Here we are discussing question 19 at the bottom of the picture above.
This kind of ACT English question can be quite tough. All the more important to know how to tackle it. The trick is always to do exactly what the question asks. So, what does the question ask? What does it want you to do?
The question asks you to find what best goes together with the first part of the sentence. First thing to do: find the main point of the first part of the sentence. What is it? He is quite nervous.
Now we just need to find the option that contains the best explanation for his nervousness. One important condition: it has to be a literal explanation. The explanation needs to be contained in the words of the option. The reason why many students go wrong on this kind of question is that they thing that some of the options could imply the right answer. But these are not questions that ask you to make any deductions; it is pure and simply about the words. Each option contains five or six words, so finding the right option is really not that tough if you go about it correctly.
C and D do not contain any words that could help to explain why he is nervous. By implication they could explain his nervousness; i.e. he is nervous because he does not know the United States, or because he does not know his parents. But this is not what the question is about.
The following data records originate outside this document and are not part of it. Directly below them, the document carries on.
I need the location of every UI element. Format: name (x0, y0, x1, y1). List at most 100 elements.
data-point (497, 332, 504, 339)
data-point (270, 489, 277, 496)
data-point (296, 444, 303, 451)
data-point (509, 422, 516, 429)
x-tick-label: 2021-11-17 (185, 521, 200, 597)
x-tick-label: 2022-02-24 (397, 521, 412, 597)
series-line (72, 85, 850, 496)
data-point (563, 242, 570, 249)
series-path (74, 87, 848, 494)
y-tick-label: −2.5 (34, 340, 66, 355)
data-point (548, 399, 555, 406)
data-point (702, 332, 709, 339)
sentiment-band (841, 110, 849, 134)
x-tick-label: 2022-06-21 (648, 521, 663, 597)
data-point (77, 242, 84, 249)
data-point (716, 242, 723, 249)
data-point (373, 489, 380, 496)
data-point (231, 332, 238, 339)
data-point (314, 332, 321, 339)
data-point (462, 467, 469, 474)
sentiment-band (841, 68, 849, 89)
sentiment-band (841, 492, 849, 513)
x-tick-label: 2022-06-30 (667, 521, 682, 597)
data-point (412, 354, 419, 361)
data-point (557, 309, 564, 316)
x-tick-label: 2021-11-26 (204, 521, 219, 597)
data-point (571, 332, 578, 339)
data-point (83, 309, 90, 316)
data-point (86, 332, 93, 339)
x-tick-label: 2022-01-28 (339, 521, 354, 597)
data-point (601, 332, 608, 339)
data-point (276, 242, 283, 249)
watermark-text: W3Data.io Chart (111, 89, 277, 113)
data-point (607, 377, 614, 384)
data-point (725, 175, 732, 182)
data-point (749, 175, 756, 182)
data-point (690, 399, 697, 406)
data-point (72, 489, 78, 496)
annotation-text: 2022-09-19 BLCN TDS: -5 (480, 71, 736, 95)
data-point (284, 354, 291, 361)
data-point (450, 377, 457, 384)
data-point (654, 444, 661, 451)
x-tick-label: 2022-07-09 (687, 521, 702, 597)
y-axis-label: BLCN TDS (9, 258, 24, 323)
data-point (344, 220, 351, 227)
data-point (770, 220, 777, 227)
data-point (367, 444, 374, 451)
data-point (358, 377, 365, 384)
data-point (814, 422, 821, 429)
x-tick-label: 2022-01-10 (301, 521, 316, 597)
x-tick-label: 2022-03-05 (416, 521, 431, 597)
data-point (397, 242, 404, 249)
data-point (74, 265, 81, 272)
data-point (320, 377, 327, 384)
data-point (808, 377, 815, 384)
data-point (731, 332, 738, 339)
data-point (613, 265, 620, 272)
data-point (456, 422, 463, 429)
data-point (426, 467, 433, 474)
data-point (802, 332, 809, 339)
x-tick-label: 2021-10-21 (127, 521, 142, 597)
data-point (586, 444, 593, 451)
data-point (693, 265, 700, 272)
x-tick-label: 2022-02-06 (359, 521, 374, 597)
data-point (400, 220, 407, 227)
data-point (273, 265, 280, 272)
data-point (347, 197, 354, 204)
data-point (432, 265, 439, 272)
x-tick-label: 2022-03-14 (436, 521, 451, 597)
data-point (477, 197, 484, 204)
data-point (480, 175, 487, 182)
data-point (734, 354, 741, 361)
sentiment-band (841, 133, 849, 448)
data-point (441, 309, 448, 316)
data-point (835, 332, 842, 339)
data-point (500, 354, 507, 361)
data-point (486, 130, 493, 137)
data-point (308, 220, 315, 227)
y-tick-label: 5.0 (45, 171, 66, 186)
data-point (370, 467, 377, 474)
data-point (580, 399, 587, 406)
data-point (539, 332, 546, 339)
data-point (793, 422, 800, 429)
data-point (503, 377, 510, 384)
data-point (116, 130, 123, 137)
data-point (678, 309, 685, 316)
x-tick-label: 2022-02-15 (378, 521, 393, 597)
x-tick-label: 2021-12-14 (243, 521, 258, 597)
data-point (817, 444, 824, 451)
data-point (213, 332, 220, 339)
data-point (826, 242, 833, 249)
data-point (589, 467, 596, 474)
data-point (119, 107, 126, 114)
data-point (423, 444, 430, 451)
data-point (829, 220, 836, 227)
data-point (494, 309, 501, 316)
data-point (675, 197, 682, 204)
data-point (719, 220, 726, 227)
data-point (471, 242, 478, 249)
It is really between A and B. So, what does it really mean to be nervous? When do you get nervous? When you don't know something. When things are not sure. This makes it clear that A creates the most logical link with the previous part of the sentence. He does not remember, so he gets nervous. Missing his parents is not really the most logical connection. If B was the right option, the passage would need to contain something like 'I cannot wait to see them'; this would really logically connect with the word 'missing'. It is all about the words. Once you use the words, finding the right options comes naturally.